Donor CD4 T cell helper functions in young and aged hosts ten days post-immunization. (A) Representative flow cytometric dot plots of CXCR5 and PD-1 expression by the donor cells OTII cells. The gate shows the proportion of donor cells showing a typical Tfh phenotype (CXCR5^hi PD-1^hi). (B) Total number of donor cells expressing a Tfh phenotype per spleen of young and aged hosts using the gating strategy shown in (A). (C) Representative flow cytometric dot plots showing germinal center (GC) B cells (PNA^hi CD38^lo) from the CD19⁺ population. (D) Total number of GC B cells per spleen of young and aged hosts using the gating strategy shown in (C). Dot plots (A and C) shows concatenated data of 5-7 mice/group from 1 of 2 experiments.
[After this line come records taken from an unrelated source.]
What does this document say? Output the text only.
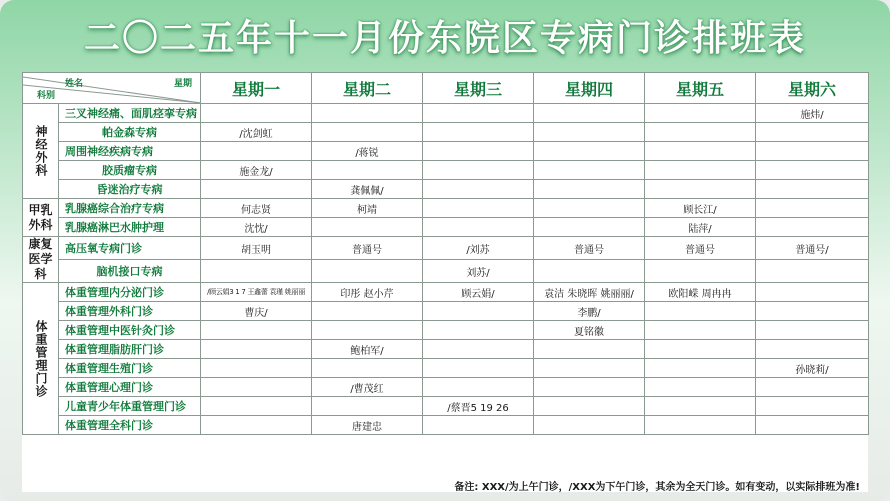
二〇二五年十一月份东院区专病门诊排班表
姓名 星期
科别		星期一	星期二	星期三	星期四	星期五	星期六
神经外科	三叉神经痛、面肌痉挛专病						施炜/
	帕金森专病	/沈剑虹					
	周围神经疾病专病		/蒋锐				
	胶质瘤专病	施金龙/					
	昏迷治疗专病		龚佩佩/				
甲乳外科	乳腺癌综合治疗专病	何志贤	柯靖			顾长江/	
	乳腺癌淋巴水肿护理	沈忱/				陆萍/	
康复医学科	高压氧专病门诊	胡玉明	普通号	/刘苏	普通号	普通号	普通号/
	脑机接口专病			刘苏/			
体重管理门诊	体重管理内分泌门诊	/顾云娟3 1 7 王鑫蕾 袁瑾 姚丽丽	印彤 赵小芹	顾云娟/	袁洁 朱晓晖 姚丽丽/	欧阳嵘 周冉冉	
	体重管理外科门诊	曹庆/			李鹏/		
	体重管理中医针灸门诊				夏铭徽		
	体重管理脂肪肝门诊		鲍柏军/				
	体重管理生殖门诊						孙晓莉/
	体重管理心理门诊		/曹茂红				
	儿童青少年体重管理门诊			/蔡晋5 19 26			
	体重管理全科门诊		唐建忠				
备注: XXX/为上午门诊，/XXX为下午门诊，其余为全天门诊。如有变动，以实际排班为准!
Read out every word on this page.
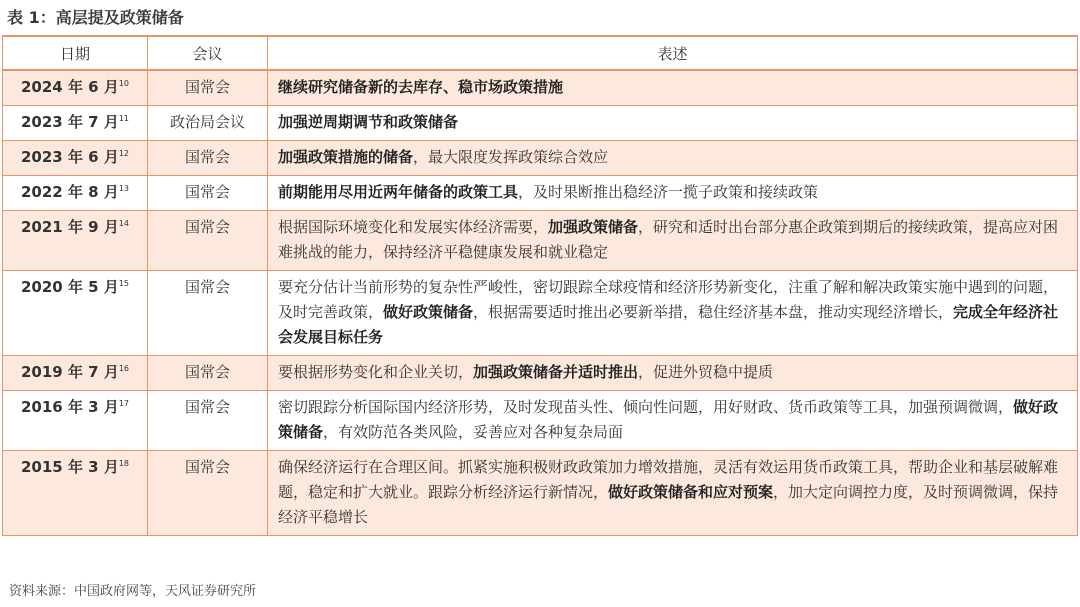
表 1：高层提及政策储备
日期	会议	表述
2024 年 6 月$^{10}$	国常会	继续研究储备新的去库存、稳市场政策措施
2023 年 7 月$^{11}$	政治局会议	加强逆周期调节和政策储备
2023 年 6 月$^{12}$	国常会	加强政策措施的储备，最大限度发挥政策综合效应
2022 年 8 月$^{13}$	国常会	前期能用尽用近两年储备的政策工具，及时果断推出稳经济一揽子政策和接续政策
2021 年 9 月$^{14}$	国常会	根据国际环境变化和发展实体经济需要，加强政策储备，研究和适时出台部分惠企政策到期后的接续政策，提高应对困难挑战的能力，保持经济平稳健康发展和就业稳定
2020 年 5 月$^{15}$	国常会	要充分估计当前形势的复杂性严峻性，密切跟踪全球疫情和经济形势新变化，注重了解和解决政策实施中遇到的问题，及时完善政策，做好政策储备，根据需要适时推出必要新举措，稳住经济基本盘，推动实现经济增长，完成全年经济社会发展目标任务
2019 年 7 月$^{16}$	国常会	要根据形势变化和企业关切，加强政策储备并适时推出，促进外贸稳中提质
2016 年 3 月$^{17}$	国常会	密切跟踪分析国际国内经济形势，及时发现苗头性、倾向性问题，用好财政、货币政策等工具，加强预调微调，做好政策储备，有效防范各类风险，妥善应对各种复杂局面
2015 年 3 月$^{18}$	国常会	确保经济运行在合理区间。抓紧实施积极财政政策加力增效措施，灵活有效运用货币政策工具，帮助企业和基层破解难题，稳定和扩大就业。跟踪分析经济运行新情况，做好政策储备和应对预案，加大定向调控力度，及时预调微调，保持经济平稳增长
资料来源：中国政府网等，天风证券研究所
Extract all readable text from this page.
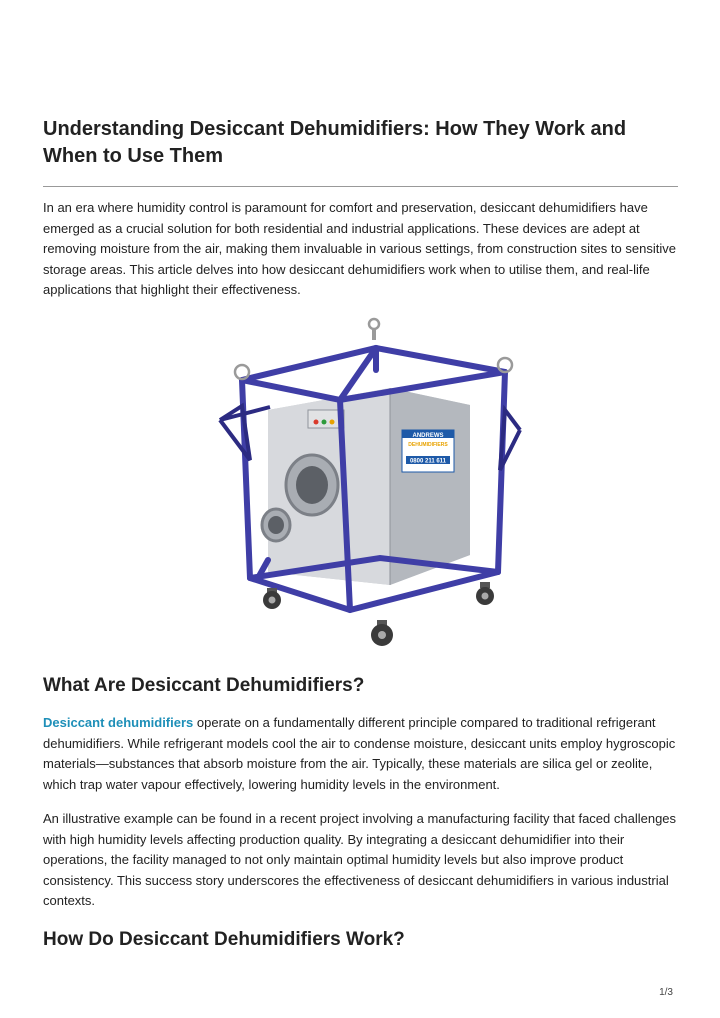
Understanding Desiccant Dehumidifiers: How They Work and When to Use Them

In an era where humidity control is paramount for comfort and preservation, desiccant dehumidifiers have emerged as a crucial solution for both residential and industrial applications. These devices are adept at removing moisture from the air, making them invaluable in various settings, from construction sites to sensitive storage areas. This article delves into how desiccant dehumidifiers work when to utilise them, and real-life applications that highlight their effectiveness.

ANDREWS
DEHUMIDIFIERS
0800 211 611
What Are Desiccant Dehumidifiers?

Desiccant dehumidifiers operate on a fundamentally different principle compared to traditional refrigerant dehumidifiers. While refrigerant models cool the air to condense moisture, desiccant units employ hygroscopic materials—substances that absorb moisture from the air. Typically, these materials are silica gel or zeolite, which trap water vapour effectively, lowering humidity levels in the environment.

An illustrative example can be found in a recent project involving a manufacturing facility that faced challenges with high humidity levels affecting production quality. By integrating a desiccant dehumidifier into their operations, the facility managed to not only maintain optimal humidity levels but also improve product consistency. This success story underscores the effectiveness of desiccant dehumidifiers in various industrial contexts.

How Do Desiccant Dehumidifiers Work?
1/3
Data (B and D) represent the mean ± sem of pooled data from 2 experiments with a total of 10-13 mice/group. Statistical significance was determined by Student’s unpaired t test. ***, p≤0.0002. (E) Immunofluorescence staining of frozen spleen sections showing B cell follicles using B220 staining (blue) and germinal centers using GL-7 staining (green). Each panel shows whole spleen sections created from stitched images taken at a magnification of 200X. Scale bars represent 500 μm. Shown is 1 representative picture of 5-7 mice/group.